IN A TOWER-BLOCK flat in some bleak Scottish city, Bald and his mother – known only as Ma – are eyeing the boy Bald has just grabbed outside the flats, and taken prisoner.  Their accusation is that the boy, Paul,  has stolen Bald’s precious shiny bicycle; but it’s not long before it becomes clear that the bicycle is at best a fantasy, and at worst a metaphor for something much darker, and more frightening.

Set in the kind of dystopian urban badlands where working-class white people like Bald and Ma increasingly lurk at home, nursing hostile fantasies about the “ethnics” who live around them – while middle class kids like Paul may well indulge in even more lethal forms of veiled racism – this latest short play by writer and actor Martin McCormick is a truly disturbing black tragic-comedy of grotesque and dysfunctional relationships, not only between a superbly weird and damaged Keith Fleming as Bald, and Anne Lacey as his all-consuming mother, but also in society at large.

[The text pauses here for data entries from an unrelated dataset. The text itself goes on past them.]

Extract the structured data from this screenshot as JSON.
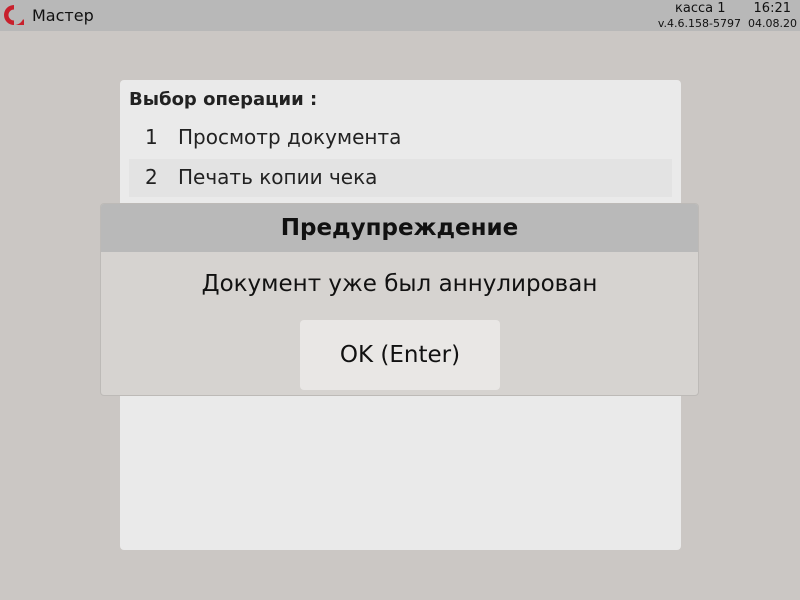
{
  "topbar": {
    "app_title": "Мастер",
    "register": "касса 1",
    "time": "16:21",
    "version": "v.4.6.158-5797",
    "date": "04.08.20",
    "logo_color": "#c8202c"
  },
  "menu": {
    "heading": "Выбор операции :",
    "items": [
      {
        "number": "1",
        "label": "Просмотр документа"
      },
      {
        "number": "2",
        "label": "Печать копии чека"
      }
    ]
  },
  "dialog": {
    "title": "Предупреждение",
    "message": "Документ уже был аннулирован",
    "ok_label": "OK (Enter)"
  }
}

Finn den Hertog’s Play Pie and Pint production – which moves on to the Traverse next week – races along with an impressive, unsettling intensity.  And McCormick’s writing often achieves an almost Philip-Ridley-like nightmare quality, as he conjures up image after image of a society in meltdown, clinging to tiny fragments of meaning in ever more embattled domestic spaces, while steadily succumbing to the madness of a world bereft of the idea of safe public space,  and obsessed with recurring images of violence and threat that make half-crazed prisoners of us all.